If you live in the Southwestern deserts, there are many plants native to that area and to Mexico. Using these adds authenticity to your desert landscape versus choosing plants from tropical regions just because they can tolerate many days of sunshine each year. Plants that have survived the harsh desert conditions are most likely to be low water-usage plants. They are also adapted to the soil conditions of the arid regions of the United States. The soil you have on your property may lack nutrients and may not have proper drainage for certain kinds of non-native plants to succeed. You either have to make improvements to the soil or go with the plants designed to survive there.

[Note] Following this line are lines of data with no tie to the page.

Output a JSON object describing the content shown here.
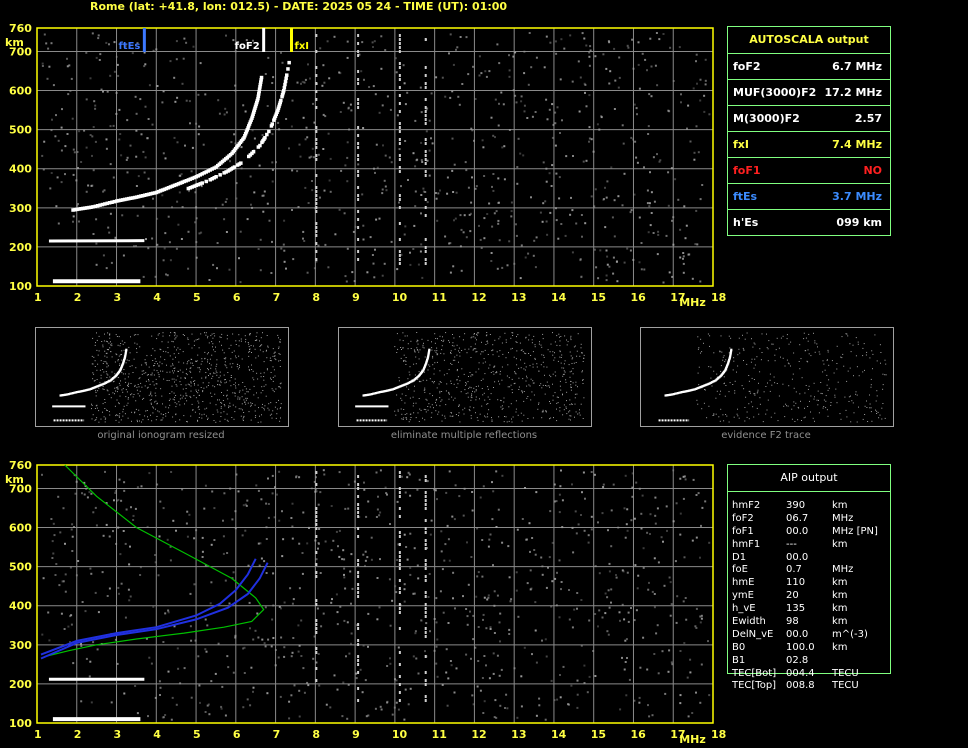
{
  "header": "Rome (lat: +41.8, lon: 012.5) - DATE: 2025 05 24 - TIME (UT): 01:00",
  "colors": {
    "grid": "#8a8a8a",
    "frame": "#ffff00",
    "fof2_marker": "#ffffff",
    "fxi_marker": "#ffff00",
    "ftes_marker": "#3c78ff",
    "profile": "#00c000",
    "fit": "#2030e0",
    "noise": "#a0a0a0"
  },
  "chart_data": [
    {
      "type": "scatter",
      "title": "",
      "xlabel": "MHz",
      "ylabel": "km",
      "xlim": [
        1,
        18
      ],
      "ylim": [
        100,
        760
      ],
      "x_ticks": [
        "1",
        "2",
        "3",
        "4",
        "5",
        "6",
        "7",
        "8",
        "9",
        "10",
        "11",
        "12",
        "13",
        "14",
        "15",
        "16",
        "17",
        "18"
      ],
      "y_ticks": [
        "100",
        "200",
        "300",
        "400",
        "500",
        "600",
        "700",
        "760"
      ],
      "grid": true,
      "markers": [
        {
          "label": "ftEs",
          "x": 3.7,
          "color": "#3c78ff"
        },
        {
          "label": "foF2",
          "x": 6.7,
          "color": "#ffffff"
        },
        {
          "label": "fxI",
          "x": 7.4,
          "color": "#ffff00"
        }
      ],
      "series": [
        {
          "trace": "o-mode F2",
          "points": [
            [
              1.9,
              295
            ],
            [
              2.4,
              303
            ],
            [
              3.0,
              318
            ],
            [
              3.5,
              328
            ],
            [
              4.0,
              340
            ],
            [
              4.5,
              360
            ],
            [
              5.0,
              380
            ],
            [
              5.5,
              405
            ],
            [
              5.9,
              440
            ],
            [
              6.2,
              480
            ],
            [
              6.4,
              530
            ],
            [
              6.55,
              580
            ],
            [
              6.65,
              640
            ]
          ]
        },
        {
          "trace": "x-mode F2",
          "points": [
            [
              4.8,
              350
            ],
            [
              5.3,
              370
            ],
            [
              5.8,
              395
            ],
            [
              6.2,
              420
            ],
            [
              6.6,
              460
            ],
            [
              6.85,
              500
            ],
            [
              7.05,
              550
            ],
            [
              7.2,
              600
            ],
            [
              7.35,
              680
            ]
          ]
        },
        {
          "trace": "Es",
          "points": [
            [
              1.3,
              215
            ],
            [
              2.0,
              218
            ],
            [
              2.6,
              220
            ],
            [
              3.2,
              218
            ],
            [
              3.7,
              216
            ]
          ]
        },
        {
          "trace": "ground echo",
          "points": [
            [
              1.4,
              112
            ],
            [
              3.6,
              112
            ]
          ]
        }
      ]
    },
    {
      "type": "line",
      "title": "",
      "xlabel": "MHz",
      "ylabel": "km",
      "xlim": [
        1,
        18
      ],
      "ylim": [
        100,
        760
      ],
      "x_ticks": [
        "1",
        "2",
        "3",
        "4",
        "5",
        "6",
        "7",
        "8",
        "9",
        "10",
        "11",
        "12",
        "13",
        "14",
        "15",
        "16",
        "17",
        "18"
      ],
      "y_ticks": [
        "100",
        "200",
        "300",
        "400",
        "500",
        "600",
        "700",
        "760"
      ],
      "grid": true,
      "series": [
        {
          "trace": "electron density profile",
          "points": [
            [
              1.7,
              760
            ],
            [
              2.5,
              680
            ],
            [
              3.5,
              600
            ],
            [
              4.8,
              530
            ],
            [
              5.9,
              470
            ],
            [
              6.5,
              420
            ],
            [
              6.7,
              390
            ],
            [
              6.4,
              360
            ],
            [
              5.7,
              345
            ],
            [
              4.7,
              330
            ],
            [
              3.5,
              315
            ],
            [
              2.5,
              300
            ],
            [
              1.8,
              285
            ],
            [
              1.2,
              270
            ]
          ]
        },
        {
          "trace": "fitted trace",
          "points": [
            [
              1.1,
              275
            ],
            [
              2.0,
              310
            ],
            [
              3.0,
              330
            ],
            [
              4.0,
              345
            ],
            [
              5.0,
              375
            ],
            [
              5.6,
              405
            ],
            [
              6.0,
              440
            ],
            [
              6.3,
              480
            ],
            [
              6.5,
              520
            ]
          ]
        },
        {
          "trace": "fitted trace x",
          "points": [
            [
              1.1,
              265
            ],
            [
              2.0,
              305
            ],
            [
              3.0,
              325
            ],
            [
              4.0,
              340
            ],
            [
              5.0,
              365
            ],
            [
              5.8,
              395
            ],
            [
              6.3,
              430
            ],
            [
              6.6,
              470
            ],
            [
              6.8,
              510
            ]
          ]
        },
        {
          "trace": "Es",
          "points": [
            [
              1.3,
              212
            ],
            [
              3.7,
              212
            ]
          ]
        },
        {
          "trace": "ground echo",
          "points": [
            [
              1.4,
              110
            ],
            [
              3.6,
              110
            ]
          ]
        }
      ]
    }
  ],
  "thumbnails": [
    {
      "caption": "original ionogram resized"
    },
    {
      "caption": "eliminate multiple reflections"
    },
    {
      "caption": "evidence F2 trace"
    }
  ],
  "autoscala": {
    "title": "AUTOSCALA output",
    "rows": [
      {
        "name": "foF2",
        "value": "6.7 MHz",
        "color": "#ffffff"
      },
      {
        "name": "MUF(3000)F2",
        "value": "17.2 MHz",
        "color": "#ffffff"
      },
      {
        "name": "M(3000)F2",
        "value": "2.57",
        "color": "#ffffff"
      },
      {
        "name": "fxI",
        "value": "7.4 MHz",
        "color": "#ffff44"
      },
      {
        "name": "foF1",
        "value": "NO",
        "color": "#ff2020"
      },
      {
        "name": "ftEs",
        "value": "3.7 MHz",
        "color": "#3c8cff"
      },
      {
        "name": "h'Es",
        "value": "099    km",
        "color": "#ffffff"
      }
    ]
  },
  "aip": {
    "title": "AIP output",
    "rows": [
      {
        "name": "hmF2",
        "value": "390",
        "unit": "km"
      },
      {
        "name": "foF2",
        "value": "06.7",
        "unit": "MHz"
      },
      {
        "name": "foF1",
        "value": "00.0",
        "unit": "MHz   [PN]"
      },
      {
        "name": "hmF1",
        "value": "---",
        "unit": "km"
      },
      {
        "name": "D1",
        "value": "00.0",
        "unit": ""
      },
      {
        "name": "foE",
        "value": "0.7",
        "unit": "MHz"
      },
      {
        "name": "hmE",
        "value": "110",
        "unit": "km"
      },
      {
        "name": "ymE",
        "value": "20",
        "unit": "km"
      },
      {
        "name": "h_vE",
        "value": "135",
        "unit": "km"
      },
      {
        "name": "Ewidth",
        "value": "98",
        "unit": "km"
      },
      {
        "name": "DelN_vE",
        "value": "00.0",
        "unit": "m^(-3)"
      },
      {
        "name": "B0",
        "value": "100.0",
        "unit": "km"
      },
      {
        "name": "B1",
        "value": "02.8",
        "unit": ""
      },
      {
        "name": "TEC[Bot]",
        "value": "004.4",
        "unit": "TECU"
      },
      {
        "name": "TEC[Top]",
        "value": "008.8",
        "unit": "TECU"
      }
    ]
  }
}
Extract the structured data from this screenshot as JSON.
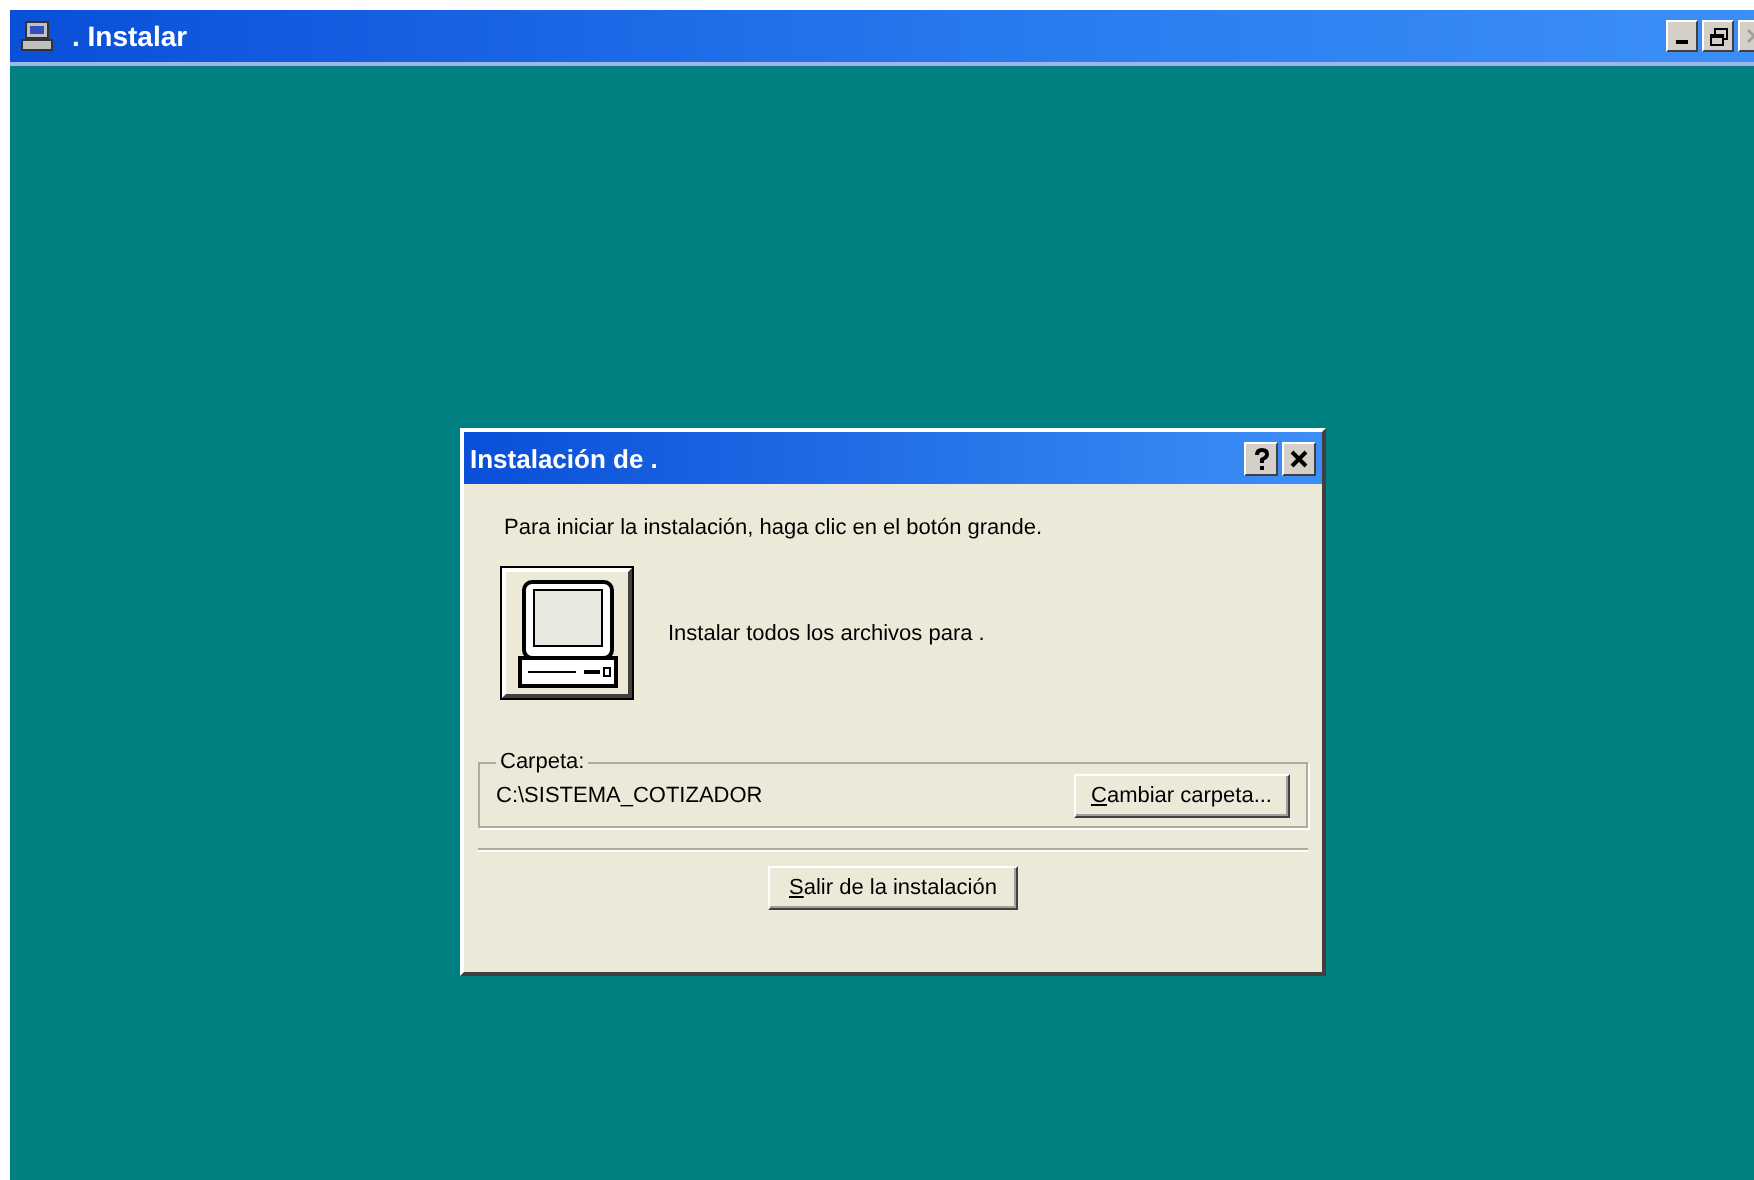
{
  "window": {
    "title": ". Instalar"
  },
  "dialog": {
    "title": "Instalación de .",
    "instruction": "Para iniciar la instalación, haga clic en el botón grande.",
    "install_label": "Instalar todos los archivos para .",
    "folder": {
      "legend": "Carpeta:",
      "path": "C:\\SISTEMA_COTIZADOR",
      "button": "Cambiar carpeta..."
    },
    "exit_button": "Salir de la instalación"
  }
}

You can bring almost any color into your yard with desert landscaping. Mixing plants that bloom in different colors, or have different-colored foliage, allows you to create a color palette with numerous possible combinations. First you have to learn what color bloom each plant has, and then sketch out a design mixing the colors for maximum visual interest when the desert plants flower each spring.
Concerns about water conservation in the arid regions of the United States have brought about a trend of xeriscape landscaping, using plants that require at most very small amounts of irrigation. In the heat and drought of mid-summer, many low water usage plants need at least drip irrigation applied every two weeks. Installing an irrigation system allows you incorporate plants that require almost no water beyond what nature provides with those, such as trees, that need periodic watering for healthy growth.
Homeowners are often reluctant to plant cacti and other desert plants because of the spines or thorns they have. Children and pets running through a path surrounded by thorny plants can be an accident waiting to happen. Place spiny plants in the back of the garden, and then edge the path with non-thorny varieties of flowers and shrubs to keep kids and pets at least 3 feet from the cacti. You could also group all the spiny plants together in the yard and put wrought iron fencing around them, so their beauty can still be enjoyed but no one will get close enough to the thorns to be hurt.